SUZUKI GSX 1100 S - Fahreindrücke

"Technik sichtbar und fühlbar machen und die Funktionalität verbessern": Das war die Philosophie, die target Design mit der GSX 1100 S umsetzen wollte. Im April '80 begann man mit dem 1100er-Projekt und der erste Prototyp war drei Monate später fertig. Die Katana wurde ein Erfolg und ein zuverlässiges Motorrad obendrein.
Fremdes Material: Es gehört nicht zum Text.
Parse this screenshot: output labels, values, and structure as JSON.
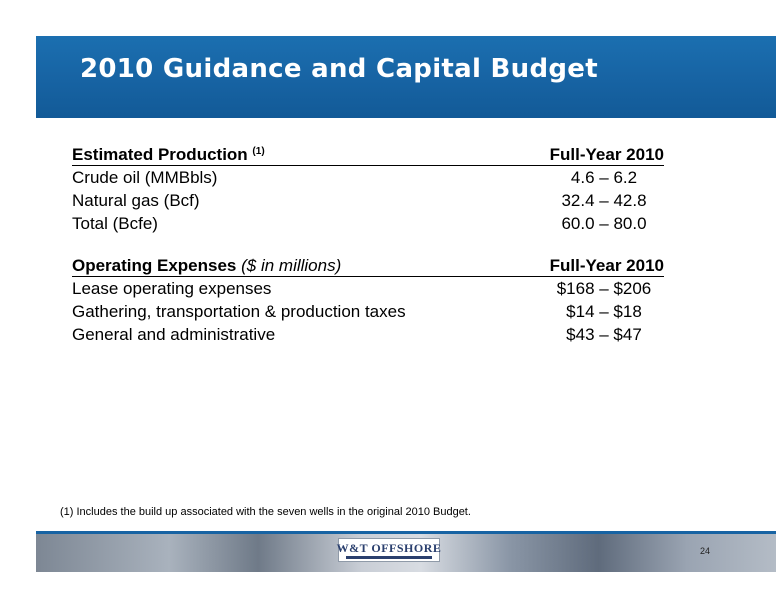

Auch bei Kilometerleistungen jenseits von 50.000 im harten Alltagsbetrieb gab es kaum Probleme.
    
Bumms ohne Ende - ein Bulle von Motor
Der Antrieb war bereits damals ein bewährtes Aggregat aus der Ur-GSX. Eine leichte Überarbeitung des rollengelagerten Vierzylinders äußerte sich besonders in seiner fulminaten Kraftentfaltung. Der Motor mit dem Vierventil-Zylinderkopf hing noch einen Tick präziser am Gas und entwickelte auch mehr Kraft in mittleren Drehzahlen.
Die Katana konnte damit - obwohl getriebeseitig auf über 220 km/h Spitze übersetzt - schon bei einem Tempo von 40 km/h im großen Gang ruckfrei und ohne verschlucken hochbeschleunigt werden.
Das ging aber nicht zu Lasten einer enormen Spritzigkeit.  Ab 4.500 U/min zog sie ungehemmt an und drehte in den unteren Gängen locker bis 9.000 U/min (Beginn roter Bereich).
Durch den perfekten Durchzug fiel auch der recht große Sprung zwischen erstem und zweitem Gang kaum auf. Das Getriebe war damit die beste Schaltzentrale der damaligen Big-Bikes: Kurze Schaltwege, exakte Arretierung, geringer Kraftaufwand beim Schaltvorgang. Nur beim Einlegen des ersten Gangs war ein deutliches Krachen zu hören.
   
Extrascharf - das exzellente Handling
Trotz langem Radstand und Nachlauf war die GSX gierig nach Schräglagen, in die sie leicht gebracht werden konnte. Die gute Sitzposition und Gewichtsverteilung war ein Garant für flotte Kurvenhatz.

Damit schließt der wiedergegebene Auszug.